I also see that if you want quality results out of xyz (even generative AI or LLM), you need someone with the right skills, and if my experience in IT is any indication, those will be pretty rare and thus expensive. Expensive AI + expensive people = very expensive! Suddenly it becomes more interesting to hire cheaper people that might take a bit longer to complete a job, but are overal cheaper. Another issue many companies are now forgetting is that they're replacing 'junior' positions with 'AI' and only retaining 'senior' positions to oversee the work/results. The thing they forget is that to become a 'senior' you need to start somewhere as a 'junior', and when no one has 'juniors' anymore because they are replaced with 'AI', suddenly when the 'seniors' dry up due to retirement or death, you have a HUGE problem. Just like with all the previous automation waves, some companies will collapse and the how the work market works will be rewritten.

That said, I'm already of the opinion that many of the illustrators in mainstream media are not that different from the generative AI illustrations. Heck, some of the generative AI output I think is better then what some of the D&D WotC illustrators produce (bland). Others like for example Paul Bonner produce very unique pieces which I love.

As for kickstarters and concept art, that's mostly an illustrators perspective, not a consumers perspective. Don't get me wrong, I've got quite a few books with artwork for computer games and tabletop games, but not everyone is obsessed with that.
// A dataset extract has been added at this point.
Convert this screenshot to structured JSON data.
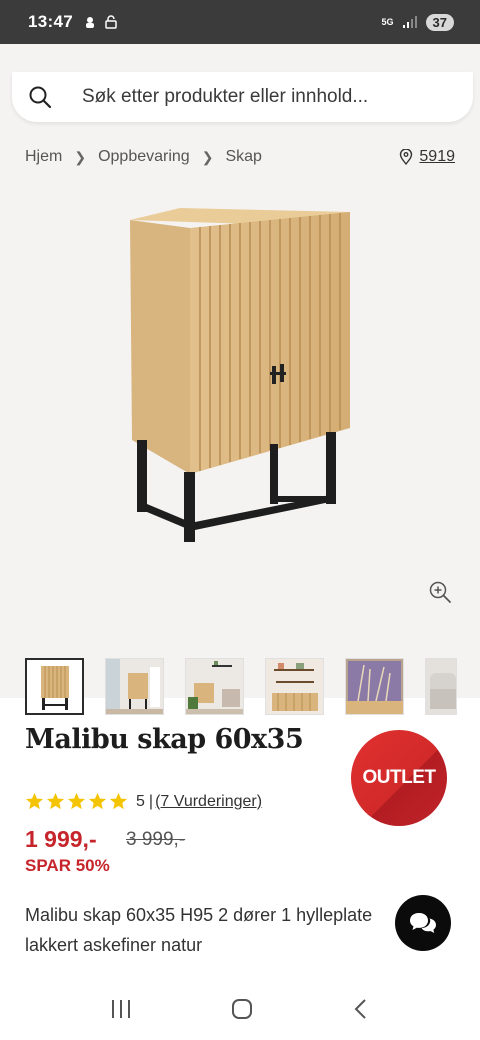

Let me give the example from 13+ years ago, Planetary Annihilation on Kickstarter: They had an awesome (human made) 'gameplay visualization' video that absolutely sold the concept of the game, but in the end it was NOT representative of the game, the 'gameplay visualization' was still more awesome! As a consumer I was still disappointed... Would I have cared if they made an intro movie that was equally divergent from the end product, not really. At best I would have given the generative AI the blame of not being what was shown initially. And imho that is the problem with any concept art. Not representative of the end product.
 

I actually like the first draft look of the art and black and white art like what 1e had. The sketch art of 3e gave things a good feel for me over a lot of other art.
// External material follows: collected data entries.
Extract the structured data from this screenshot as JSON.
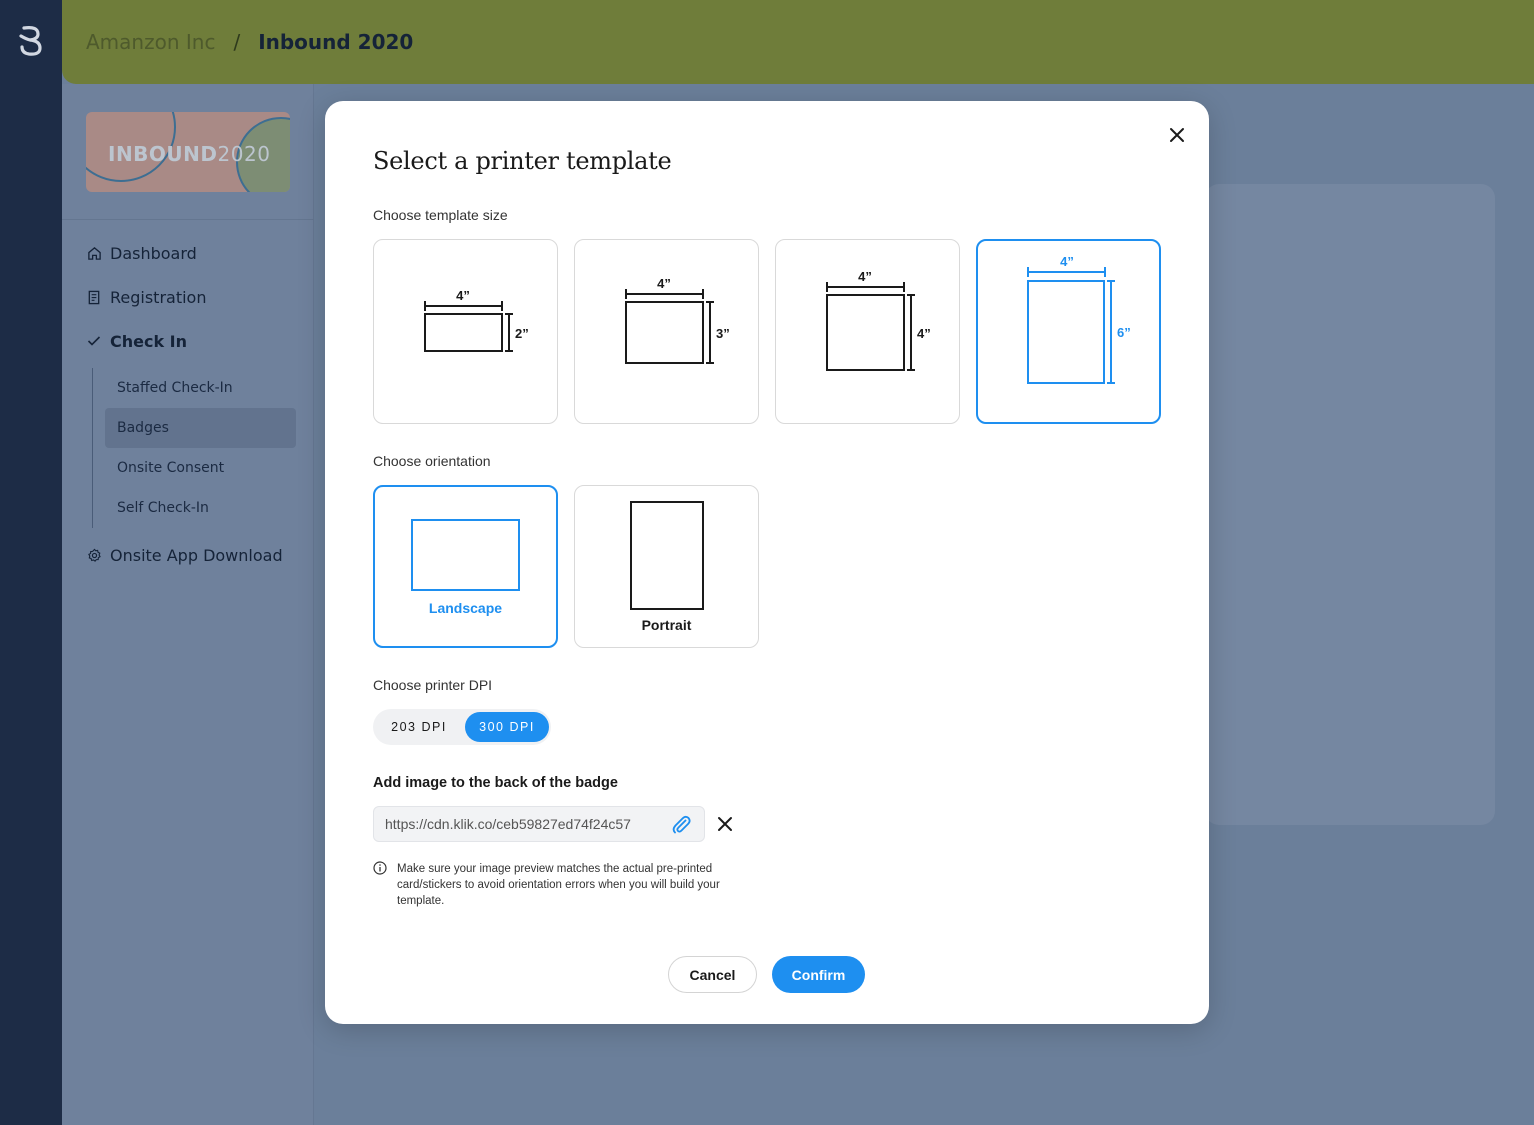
{
  "breadcrumb": {
    "org": "Amanzon Inc",
    "separator": "/",
    "event": "Inbound 2020"
  },
  "event_banner": {
    "bold": "INBOUND",
    "light": "2020"
  },
  "sidebar": {
    "items": [
      {
        "label": "Dashboard",
        "icon": "home-icon"
      },
      {
        "label": "Registration",
        "icon": "document-icon"
      },
      {
        "label": "Check In",
        "icon": "check-icon"
      },
      {
        "label": "Onsite App Download",
        "icon": "gear-icon"
      }
    ],
    "checkin_sub": [
      "Staffed Check-In",
      "Badges",
      "Onsite Consent",
      "Self Check-In"
    ],
    "active_sub": "Badges"
  },
  "modal": {
    "title": "Select a printer template",
    "size_label": "Choose template size",
    "sizes": [
      {
        "w": "4”",
        "h": "2”"
      },
      {
        "w": "4”",
        "h": "3”"
      },
      {
        "w": "4”",
        "h": "4”"
      },
      {
        "w": "4”",
        "h": "6”"
      }
    ],
    "selected_size": "4x6",
    "orientation_label": "Choose orientation",
    "orientations": [
      "Landscape",
      "Portrait"
    ],
    "selected_orientation": "Landscape",
    "dpi_label": "Choose printer DPI",
    "dpi_options": [
      "203 DPI",
      "300 DPI"
    ],
    "selected_dpi": "300 DPI",
    "image_label": "Add image to the back of the badge",
    "image_url": "https://cdn.klik.co/ceb59827ed74f24c57",
    "info_text": "Make sure your image preview matches the actual pre-printed card/stickers to avoid orientation errors when you will build your template.",
    "cancel": "Cancel",
    "confirm": "Confirm"
  },
  "colors": {
    "accent": "#1e8ff0",
    "topbar": "#6f7d3a",
    "rail": "#1d2c46"
  }
}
That said, I do not know a lot of the art and layout design that makes one piece better or more appropriate than another piece for a specific place. It seems that a human can make a sketch and another human can choose or veto it for the place they were hoping it would land. Can I tell the AI to make something and would it be what the humans want and the same fit for the layout? Is this coming in the near future?

As an ordinary person looking at a book, how much is the art making me want the book? There is some to this and I'm guessing it depends on the person, but how much? There has been a lot of threads with many saying that they would never spend money on something but is that the same for most people? At what point is the AI art piece just as good or able to change with prompts that it would be as good to place in the book.